Народ шумел, вскрикивал, шаркал ногами; под церковным сводом этот шум увеличивался, ударял в уши... Вот уже целую неделю перед Марьей народ: на девишниках, на запое, в церкви, дома — и все разговор об ней. Скорее бы кончилось!
— Кланяйся ниже, с женихом враз, — шептали сзади и дергали за платье. — Смотри умильнее.
— В правую руку платок возьми, в правую.
Марья кланялась не вовремя, народ гудел, слышался смех.
— Марьюшка, срамишь себя! Гляди на жениха, когда он кланяется, — шептали свахи.
Марья пробовала глядеть на жениха, уткнувшегося глазами в спину попа. Она видела, как отвисает у него нижняя губа, видела челку, — и ей казалось, нет хуже губы и челки ни у кого.
— Опять опоздала, баламутка, — шептали свахи.
Подняв наскоро глаза, в подвижном омуте девичьих голов уловила она заботливую складку на Парунькином лице, и это перепугало ее еще больше. Девичья толпа вмиг стала уплывать к путаной резьбе позолоченного иконостаса, а голос попа прорезал шорохом насквозь и приглушил Марью откуда-то сверху:
— ...Прилепится к жене своей и будут два в плоть едину.
«Не упасть бы!» — мелькнуло у ней и голове.
Поп надел на палец ей женихово кольцо, пробормотал вслух:
— Раба божья, по доброй ли воле идешь?..
— По доброй воле иду, — ответила Марья испуганно.
Потом народ разом отхлынул, поп сковал своей ладонью ее руку с рукой жениха и повел вокруг аналоя, распевая:
— Исайя ликуй...
Шум размножался по всем углам церкви и окончательно ошеломил Марью.
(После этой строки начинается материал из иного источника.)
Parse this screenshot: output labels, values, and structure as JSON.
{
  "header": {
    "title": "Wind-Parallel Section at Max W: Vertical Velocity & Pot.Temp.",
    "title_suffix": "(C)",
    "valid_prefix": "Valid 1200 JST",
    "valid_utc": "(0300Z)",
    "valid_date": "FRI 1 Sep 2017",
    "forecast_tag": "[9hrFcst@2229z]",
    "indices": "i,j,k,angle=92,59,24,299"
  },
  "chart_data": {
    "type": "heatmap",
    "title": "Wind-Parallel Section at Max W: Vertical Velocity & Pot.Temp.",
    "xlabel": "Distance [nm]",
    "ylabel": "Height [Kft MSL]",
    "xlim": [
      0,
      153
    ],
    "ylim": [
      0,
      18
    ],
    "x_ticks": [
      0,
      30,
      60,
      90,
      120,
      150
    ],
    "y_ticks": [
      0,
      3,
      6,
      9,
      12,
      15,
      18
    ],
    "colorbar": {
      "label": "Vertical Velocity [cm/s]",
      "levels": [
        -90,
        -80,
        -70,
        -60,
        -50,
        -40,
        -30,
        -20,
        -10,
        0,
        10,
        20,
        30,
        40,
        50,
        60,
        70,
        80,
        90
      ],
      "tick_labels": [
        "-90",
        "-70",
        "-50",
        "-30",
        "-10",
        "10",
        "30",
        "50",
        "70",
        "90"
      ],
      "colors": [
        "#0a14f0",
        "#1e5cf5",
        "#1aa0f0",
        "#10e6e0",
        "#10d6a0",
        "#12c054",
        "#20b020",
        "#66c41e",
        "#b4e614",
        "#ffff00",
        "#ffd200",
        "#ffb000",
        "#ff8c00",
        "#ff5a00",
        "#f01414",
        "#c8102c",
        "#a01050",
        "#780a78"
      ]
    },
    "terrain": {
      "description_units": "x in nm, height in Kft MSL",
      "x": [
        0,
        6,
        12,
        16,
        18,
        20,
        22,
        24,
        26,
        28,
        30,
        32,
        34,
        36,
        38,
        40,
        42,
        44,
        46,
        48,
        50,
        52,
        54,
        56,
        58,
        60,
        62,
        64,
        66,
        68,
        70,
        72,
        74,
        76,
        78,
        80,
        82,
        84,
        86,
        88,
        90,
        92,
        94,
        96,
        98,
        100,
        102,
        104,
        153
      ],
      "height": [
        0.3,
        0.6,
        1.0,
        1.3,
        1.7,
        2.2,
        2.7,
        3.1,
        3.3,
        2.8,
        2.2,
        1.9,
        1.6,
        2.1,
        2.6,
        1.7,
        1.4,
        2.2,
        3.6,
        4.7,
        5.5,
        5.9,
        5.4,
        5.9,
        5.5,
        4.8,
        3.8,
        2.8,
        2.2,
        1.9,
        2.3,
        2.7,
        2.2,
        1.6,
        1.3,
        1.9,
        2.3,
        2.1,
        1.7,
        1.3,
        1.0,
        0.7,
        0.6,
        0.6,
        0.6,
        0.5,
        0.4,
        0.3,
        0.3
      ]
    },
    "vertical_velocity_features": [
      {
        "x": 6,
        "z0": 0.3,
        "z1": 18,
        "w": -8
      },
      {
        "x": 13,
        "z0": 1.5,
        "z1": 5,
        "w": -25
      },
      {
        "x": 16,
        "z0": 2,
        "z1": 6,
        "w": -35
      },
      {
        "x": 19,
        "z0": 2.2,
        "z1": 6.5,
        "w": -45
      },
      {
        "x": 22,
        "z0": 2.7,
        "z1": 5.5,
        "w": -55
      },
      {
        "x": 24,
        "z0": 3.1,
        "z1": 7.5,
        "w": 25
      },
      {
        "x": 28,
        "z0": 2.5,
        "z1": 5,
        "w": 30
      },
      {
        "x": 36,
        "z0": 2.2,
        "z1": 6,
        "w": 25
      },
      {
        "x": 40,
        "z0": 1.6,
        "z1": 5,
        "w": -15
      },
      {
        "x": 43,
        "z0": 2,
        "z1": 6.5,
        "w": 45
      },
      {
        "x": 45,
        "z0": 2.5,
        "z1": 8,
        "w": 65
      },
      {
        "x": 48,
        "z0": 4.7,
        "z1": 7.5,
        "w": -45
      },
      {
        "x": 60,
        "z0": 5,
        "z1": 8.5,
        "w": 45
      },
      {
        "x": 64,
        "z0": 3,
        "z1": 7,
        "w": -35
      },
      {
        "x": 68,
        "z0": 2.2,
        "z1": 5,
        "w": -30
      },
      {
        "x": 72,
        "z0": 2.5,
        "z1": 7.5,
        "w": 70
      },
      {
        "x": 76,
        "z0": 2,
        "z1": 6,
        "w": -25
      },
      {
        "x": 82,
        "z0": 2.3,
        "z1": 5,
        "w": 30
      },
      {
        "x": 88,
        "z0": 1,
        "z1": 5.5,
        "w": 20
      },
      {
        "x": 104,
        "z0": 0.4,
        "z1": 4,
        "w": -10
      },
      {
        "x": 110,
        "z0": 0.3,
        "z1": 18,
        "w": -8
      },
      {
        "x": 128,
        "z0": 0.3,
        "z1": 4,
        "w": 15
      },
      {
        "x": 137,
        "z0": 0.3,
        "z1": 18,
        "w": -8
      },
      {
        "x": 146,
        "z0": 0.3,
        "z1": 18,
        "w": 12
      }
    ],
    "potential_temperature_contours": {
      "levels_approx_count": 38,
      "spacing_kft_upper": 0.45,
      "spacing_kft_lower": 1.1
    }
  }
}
Она переступала, как деревянная, вуаль бестолково пугалась в ногах и мешала, а шафер, отягченный градусами человек, ударял ее венцом по голове.
— Гоголем иди, шагай шибче, — шипели свахи.
Наконец толпа вынесла невесту с женихом на паперть. Идти до дому надлежало под венцами, — свадьба была заварена на диво.
У крыльца сгрудилась родня. Отец Марьи, покачиваясь, поджидал молодых. Он обнял их, но ноги у него разъехались, он поцеловал дочери предплечье.
— В губы целься! — загалдели сродники Марье, нахально поднося к ее лицу пахучие усы и бороды.
В сенях толпились девки, бабы. Молодых ввели в пропахшую керосином горницу, где хранилась одежда и часть бакалейного товара. Горницу отопили железной печкой. У стены была постлана постель на деревянной кровати, лежали четыре подушки и ватное штучковое одеяло с кружевной каймой. [Штучковый — лоскутный, из маленьких кусочков ткани.]
В передней избе угощались попы и певчие, в горнице стол был накрыт только для молодых. Шумел самовар, прислуживали свахи. С невесты сняли цветы и венчальное платье, переодели в шерстяное темно-зеленое. Жених скинул суконный пиджак и остался в голубой рубахе с коричневым галстуком горошинками.